The three SERE students had been gone for a while now after just going to look for firewood as far as the rest of the team knew. Now, hours later, they arrived back at the hide site with the pizza. Yu remembers the students literally jumping for joy as they inhaled the food. The trash was then put into the fire to burn the evidence.
Then the other shoe dropped. The students went into the next phase of their training as they were captured and processed into a mock POW camp for the final phase of SERE in which students practice resisting interrogation and banding together against their captors.
"For whatever reason, I forgot to get rid of the receipt," Yu said. When strip-searched at the POW camp they found the receipt in his uniform pocket. "When they found it, they were like this is weird. This is $300 worth of pizza...yesterday," Yu said.
After a few days in the POW camp, Yu was pulled out of training and brought into a different type of interrogation room. The instructors running the school sat him down and laid the receipt from Papa John's out in front of them.
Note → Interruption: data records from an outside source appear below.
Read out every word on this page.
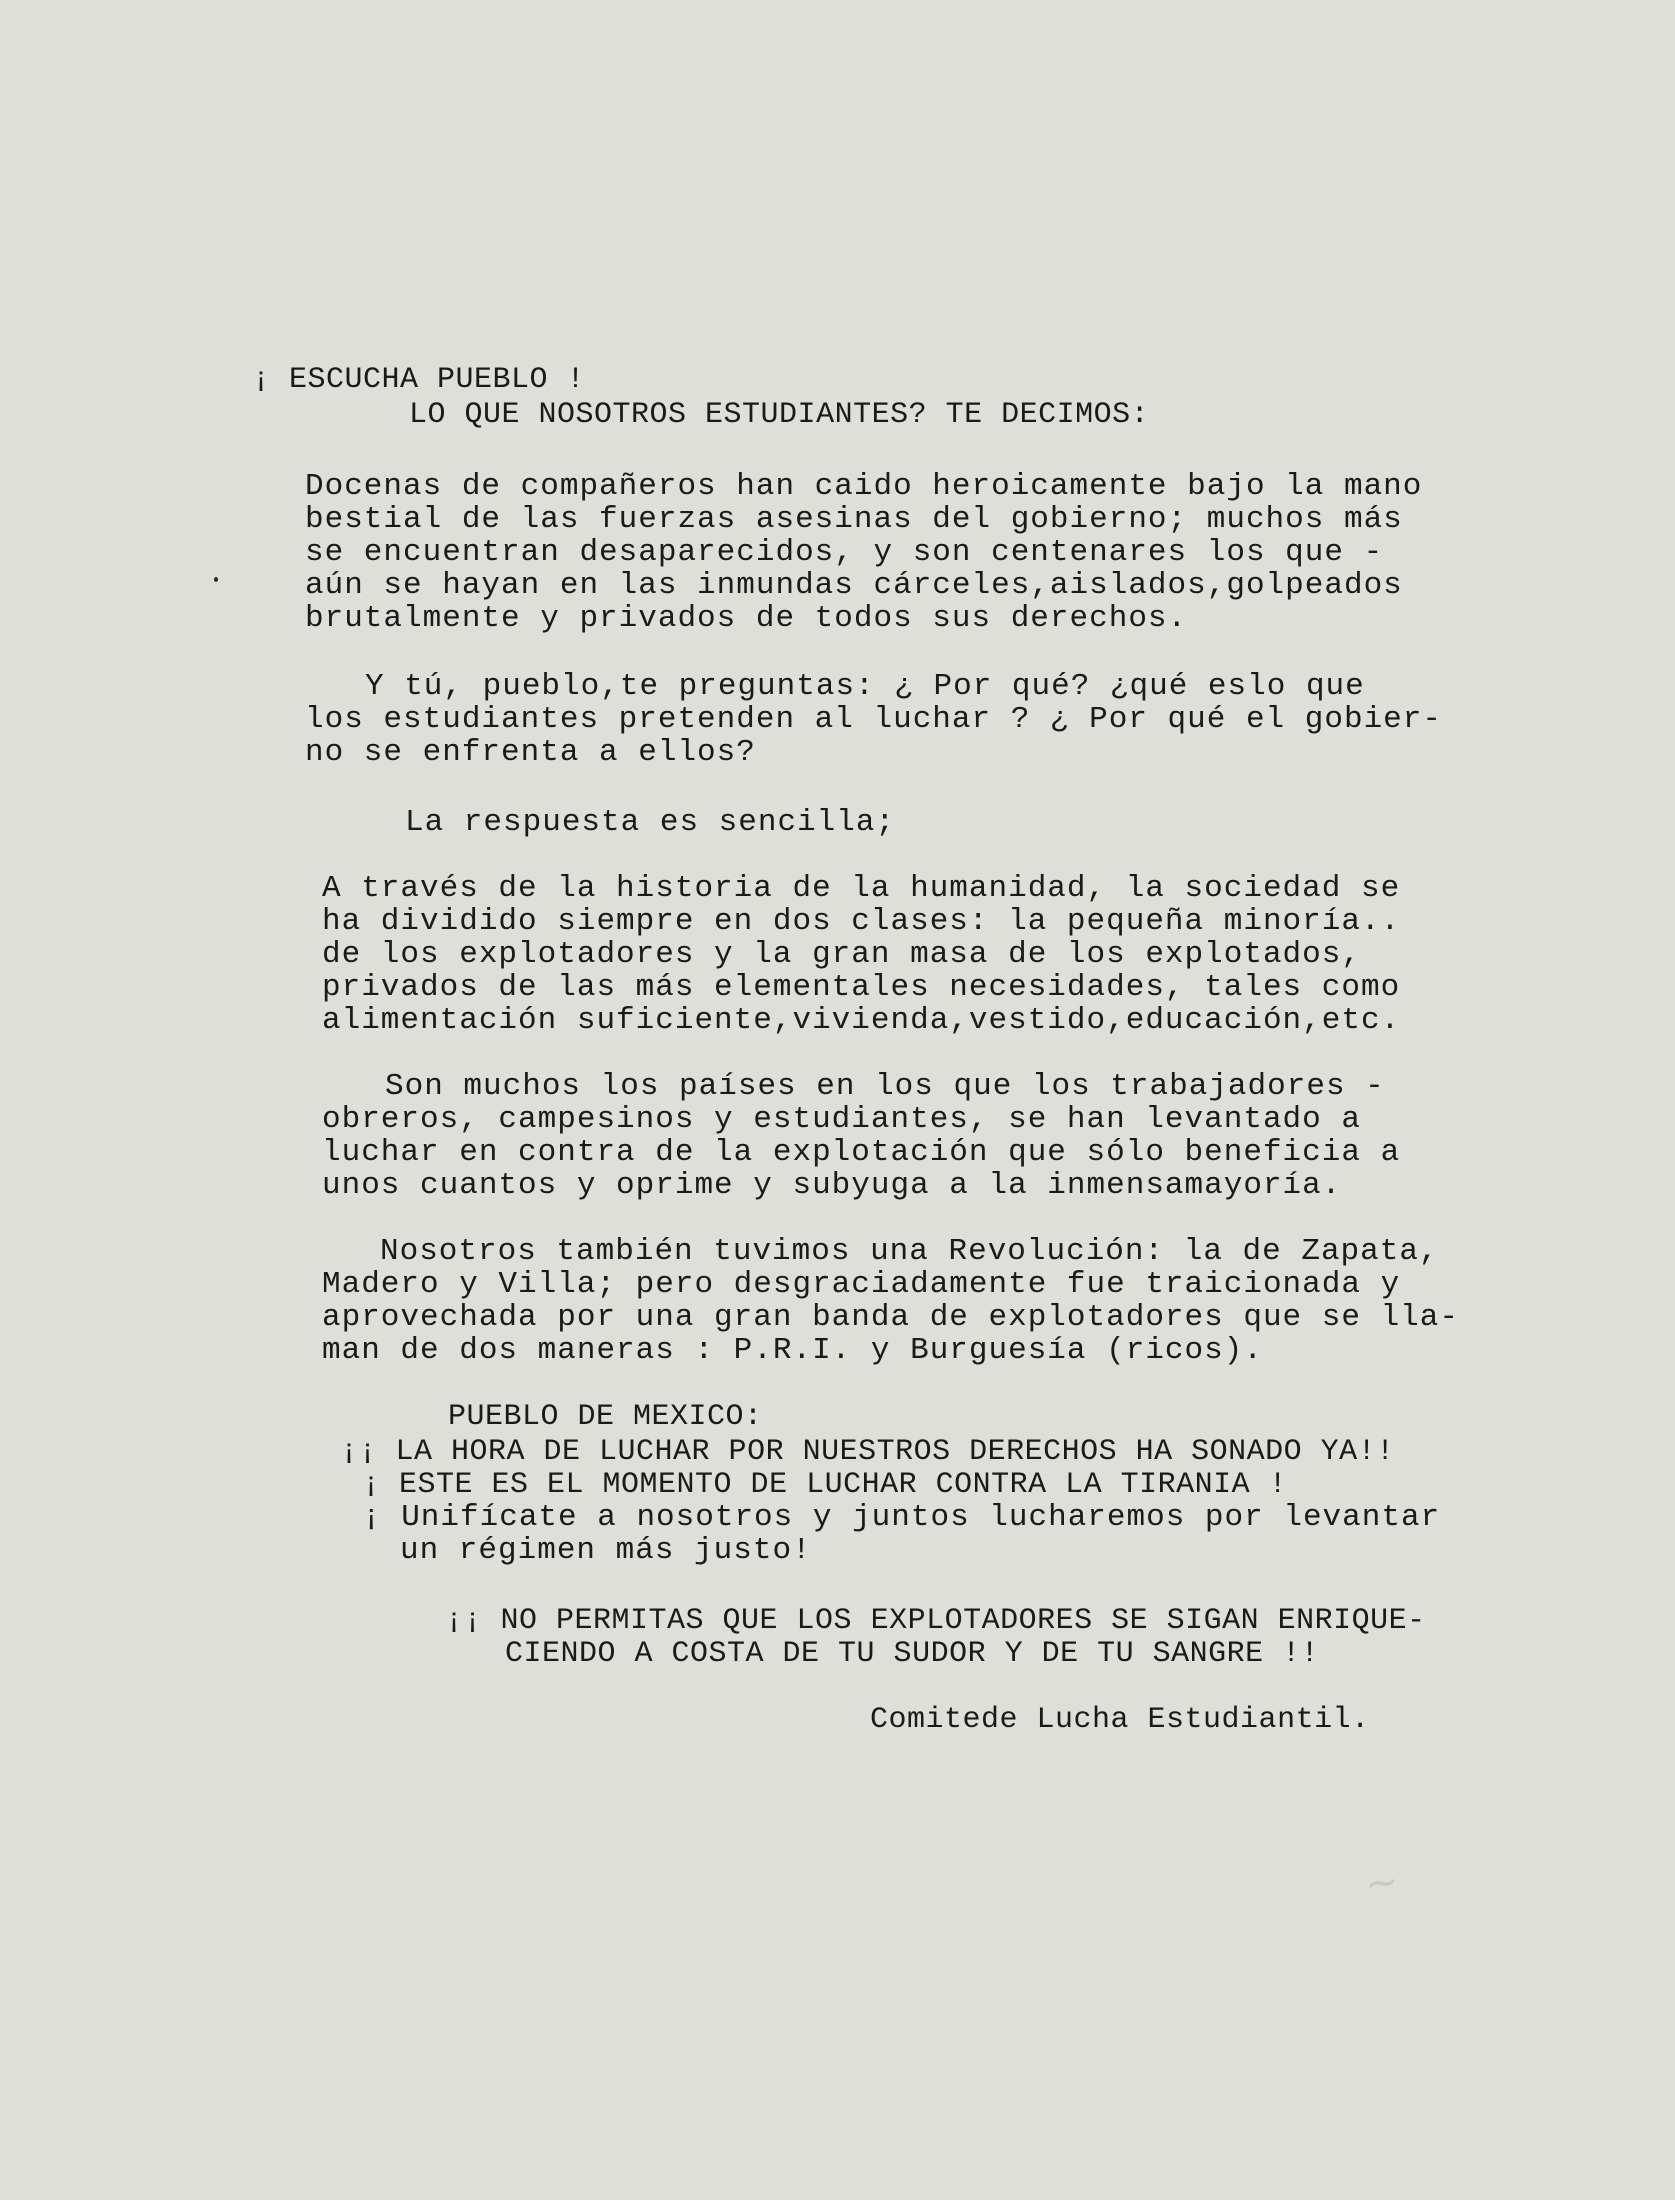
¡ ESCUCHA PUEBLO !
LO QUE NOSOTROS ESTUDIANTES? TE DECIMOS:
Docenas de compañeros han caido heroicamente bajo la mano
bestial de las fuerzas asesinas del gobierno; muchos más
se encuentran desaparecidos, y son centenares los que -
aún se hayan en las inmundas cárceles,aislados,golpeados
brutalmente y privados de todos sus derechos.
Y tú, pueblo,te preguntas: ¿ Por qué? ¿qué eslo que
los estudiantes pretenden al luchar ? ¿ Por qué el gobier-
no se enfrenta a ellos?
La respuesta es sencilla;
A través de la historia de la humanidad, la sociedad se
ha dividido siempre en dos clases: la pequeña minoría..
de los explotadores y la gran masa de los explotados,
privados de las más elementales necesidades, tales como
alimentación suficiente,vivienda,vestido,educación,etc.
Son muchos los países en los que los trabajadores -
obreros, campesinos y estudiantes, se han levantado a
luchar en contra de la explotación que sólo beneficia a
unos cuantos y oprime y subyuga a la inmensamayoría.
Nosotros también tuvimos una Revolución: la de Zapata,
Madero y Villa; pero desgraciadamente fue traicionada y
aprovechada por una gran banda de explotadores que se lla-
man de dos maneras : P.R.I. y Burguesía (ricos).
PUEBLO DE MEXICO:
¡¡ LA HORA DE LUCHAR POR NUESTROS DERECHOS HA SONADO YA!!
¡ ESTE ES EL MOMENTO DE LUCHAR CONTRA LA TIRANIA !
¡ Unifícate a nosotros y juntos lucharemos por levantar
un régimen más justo!
¡¡ NO PERMITAS QUE LOS EXPLOTADORES SE SIGAN ENRIQUE-
CIENDO A COSTA DE TU SUDOR Y DE TU SANGRE !!
Comitede Lucha Estudiantil.
~
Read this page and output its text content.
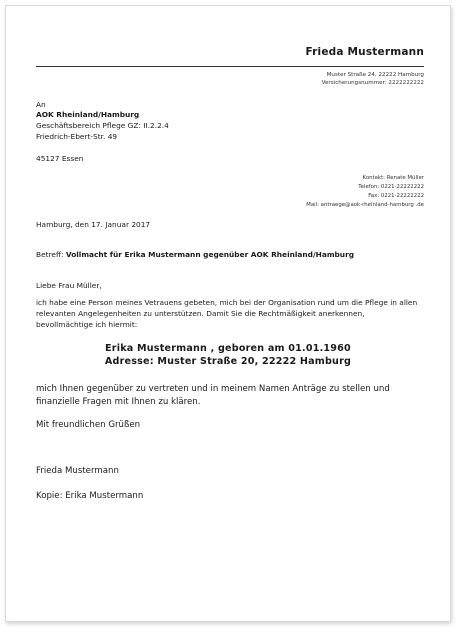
Frieda Mustermann
Muster Straße 24, 22222 Hamburg
Versicherungsnummer: 2222222222
An
AOK Rheinland/Hamburg
Geschäftsbereich Pflege GZ: II.2.2.4
Friedrich-Ebert-Str. 49
45127 Essen
Kontakt: Renate Müller
Telefon: 0221-22222222
Fax: 0221-22222222
Mail: antraege@aok-rheinland-hamburg .de
Hamburg, den 17. Januar 2017
Betreff: Vollmacht für Erika Mustermann gegenüber AOK Rheinland/Hamburg
Liebe Frau Müller,
ich habe eine Person meines Vetrauens gebeten, mich bei der Organisation rund um die Pflege in allen
relevanten Angelegenheiten zu unterstützen. Damit Sie die Rechtmäßigkeit anerkennen,
bevollmächtige ich hiermit:
Erika Mustermann , geboren am 01.01.1960
Adresse: Muster Straße 20, 22222 Hamburg
mich Ihnen gegenüber zu vertreten und in meinem Namen Anträge zu stellen und
finanzielle Fragen mit Ihnen zu klären.
Mit freundlichen Grüßen
Frieda Mustermann
Kopie: Erika Mustermann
Yu's personal policy was never to lie when caught breaking the rules, so he told them the truth. It did not go over well.
Yu was kicked out of SERE, and the Q-Course itself, given a dreaded Never To Return or NTR which means that you can never attempt to join Special Forces again. There is an equally epic story as to how Yu got his NTR overturned, completed Special Forces training, donned his Green Beret, and went on to have an amazing career serving with Special Forces in the Philippines and Iraq.
Today, Yu is the CEO of a cybersecurity company called Black Panda which provides insurance and cybersecurity specialists to companies across Asia. The infamous pizza delivery in SERE school remains a fond memory however. The rest of the story is told in full in Yu's series of memoirs titled Yellow Green Beret.